Concernant la sélection naturelle ou la lutte pour l’existence dans la nature Darwin souligne : "Nous contemplons la nature brillante de beauté et de bonheur, et nous remarquons souvent une surabondance d’alimentation ; mais nous ne voyons pas, ou nous oublions, que les oiseaux, qui chantent perchés nonchalamment sur une branche, se nourrissent principalement d’insectes ou de graines, et que, ce faisant, ils détruisent continuellement des êtres vivants. Nous oublions que des oiseaux carnassiers ou des bêtes de proie sont aux aguets pour détruire des quantités considérables de ces charmants chanteurs, et pour dévorer leurs œufs ou leurs petits ; nous ne nous rappelons pas toujours que, s’il y a en certains moments surabondance d’alimentation, il n’en est pas de même pendant toutes les saisons de chaque année"(1).

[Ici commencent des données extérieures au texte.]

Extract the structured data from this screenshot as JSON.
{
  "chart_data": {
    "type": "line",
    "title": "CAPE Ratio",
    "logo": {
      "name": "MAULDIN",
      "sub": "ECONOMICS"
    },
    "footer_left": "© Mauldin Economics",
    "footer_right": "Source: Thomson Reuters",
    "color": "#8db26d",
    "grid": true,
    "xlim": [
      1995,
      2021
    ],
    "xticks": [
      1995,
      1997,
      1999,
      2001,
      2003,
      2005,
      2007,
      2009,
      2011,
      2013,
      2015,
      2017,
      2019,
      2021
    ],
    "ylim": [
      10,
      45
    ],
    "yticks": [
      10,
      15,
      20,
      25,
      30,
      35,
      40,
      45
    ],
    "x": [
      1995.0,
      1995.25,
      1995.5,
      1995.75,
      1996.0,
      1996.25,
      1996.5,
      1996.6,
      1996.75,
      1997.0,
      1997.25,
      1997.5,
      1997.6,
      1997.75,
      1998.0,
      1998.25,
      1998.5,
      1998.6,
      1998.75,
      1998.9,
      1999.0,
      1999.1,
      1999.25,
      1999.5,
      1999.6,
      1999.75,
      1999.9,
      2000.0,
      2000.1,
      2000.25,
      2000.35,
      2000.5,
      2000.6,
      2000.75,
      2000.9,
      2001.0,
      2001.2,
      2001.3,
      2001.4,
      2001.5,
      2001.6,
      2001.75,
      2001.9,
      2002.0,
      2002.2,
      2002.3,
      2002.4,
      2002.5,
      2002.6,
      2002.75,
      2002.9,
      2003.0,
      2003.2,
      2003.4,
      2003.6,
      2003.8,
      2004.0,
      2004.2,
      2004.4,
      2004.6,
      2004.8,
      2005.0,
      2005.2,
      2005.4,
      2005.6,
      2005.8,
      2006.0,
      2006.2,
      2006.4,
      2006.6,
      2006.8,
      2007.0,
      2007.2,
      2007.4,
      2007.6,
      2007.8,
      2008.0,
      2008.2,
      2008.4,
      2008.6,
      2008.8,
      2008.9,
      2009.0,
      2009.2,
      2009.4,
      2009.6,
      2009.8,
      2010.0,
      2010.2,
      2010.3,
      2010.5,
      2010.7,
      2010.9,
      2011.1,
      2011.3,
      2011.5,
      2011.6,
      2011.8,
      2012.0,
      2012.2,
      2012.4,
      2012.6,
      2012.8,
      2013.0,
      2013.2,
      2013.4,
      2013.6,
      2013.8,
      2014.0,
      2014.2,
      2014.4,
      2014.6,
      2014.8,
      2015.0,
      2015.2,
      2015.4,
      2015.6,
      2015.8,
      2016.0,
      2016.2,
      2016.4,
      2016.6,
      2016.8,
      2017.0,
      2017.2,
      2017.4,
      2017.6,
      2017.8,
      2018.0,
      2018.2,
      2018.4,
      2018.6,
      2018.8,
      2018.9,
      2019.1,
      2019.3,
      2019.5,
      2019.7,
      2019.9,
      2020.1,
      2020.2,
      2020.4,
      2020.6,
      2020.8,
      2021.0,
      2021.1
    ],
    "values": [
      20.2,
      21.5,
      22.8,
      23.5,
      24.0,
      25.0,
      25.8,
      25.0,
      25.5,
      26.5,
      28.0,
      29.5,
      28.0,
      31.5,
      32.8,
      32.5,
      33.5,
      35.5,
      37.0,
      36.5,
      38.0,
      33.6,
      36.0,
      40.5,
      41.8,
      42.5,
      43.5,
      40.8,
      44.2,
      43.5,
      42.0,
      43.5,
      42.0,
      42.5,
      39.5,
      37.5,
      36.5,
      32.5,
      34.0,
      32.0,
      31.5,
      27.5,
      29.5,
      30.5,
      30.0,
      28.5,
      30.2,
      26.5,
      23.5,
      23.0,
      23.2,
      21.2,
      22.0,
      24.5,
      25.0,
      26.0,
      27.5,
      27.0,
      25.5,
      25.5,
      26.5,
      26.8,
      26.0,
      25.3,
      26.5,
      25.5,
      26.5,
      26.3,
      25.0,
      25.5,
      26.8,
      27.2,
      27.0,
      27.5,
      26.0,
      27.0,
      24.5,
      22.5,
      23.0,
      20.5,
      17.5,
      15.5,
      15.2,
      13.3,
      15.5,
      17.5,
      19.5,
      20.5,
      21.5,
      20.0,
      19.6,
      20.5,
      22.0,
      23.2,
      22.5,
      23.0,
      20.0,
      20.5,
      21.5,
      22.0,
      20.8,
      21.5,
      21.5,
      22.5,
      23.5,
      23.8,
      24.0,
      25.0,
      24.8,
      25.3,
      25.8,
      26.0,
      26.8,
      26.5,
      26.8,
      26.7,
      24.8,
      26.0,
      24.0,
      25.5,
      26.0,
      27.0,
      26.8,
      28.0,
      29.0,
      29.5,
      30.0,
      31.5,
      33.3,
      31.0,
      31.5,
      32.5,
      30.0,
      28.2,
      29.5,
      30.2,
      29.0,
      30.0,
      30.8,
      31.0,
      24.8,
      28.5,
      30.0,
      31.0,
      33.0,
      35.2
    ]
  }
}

Or selon Al-Ghazali, cette réalité que l’on traduit communément par loi de la jungle n’en est pas une, vu la sagesse et la justice divines dans le règne de l’univers où Dieu (le Très-Haut) a mis chaque chose à la place qui lui convenait en la faisant tendre vers sa perfection, par une assimilation, des créatures moins parfaites par celles qui leurs sont supérieures. Voici ce qu’il dit à cet effet : La perfection (kamal) de la plante consiste en ce qu’elle soit un aliment pour celui qui est au-dessus d’elle en rang à savoir l’animal, c’est en cela qu’il y a sa subsistance plutôt que de se reproduire en donnant un élément qui lui est semblable ; en effet telle est sa perfection. Or il en va de même pour les animaux égorgés (al-hayawanat al madhbuha) par rapport à l’homme, et celui-ci par rapport aux Anges dans les jardins d’Eden ainsi que le Très-Haut dit : "De chaque porte, les Anges entrent auprès d’eux" (Coran, s : 13, v : 23).

Quant au fait que certains animaux sauvages servent de nourriture aux bêtes féroces, en effet ces dernières mêmes renferment des vertus et des utilités puissantes que connaissent bien les gouvernants (arbab as-siyasa) et les médecins.

L’exemple de quiconque s’étonne du fait que ces choses soient ordonnées d’une manière totale selon la nécessité de la détermination du Tout Puissant et Sage est pareil à l’aveugle qui entre dans une maison et bute contre les meubles placés dans la cour de la maison, puis dit aux habitants de la maison : "qu’est-ce qui vous a fait perdre la tête ? Pourquoi ne remettez-vous pas ces meubles à leurs places ? Pourquoi les laissez-vous sur la voie ?". On lui répond : "Certes ils sont à leurs places toutefois le problème vient de la cécité".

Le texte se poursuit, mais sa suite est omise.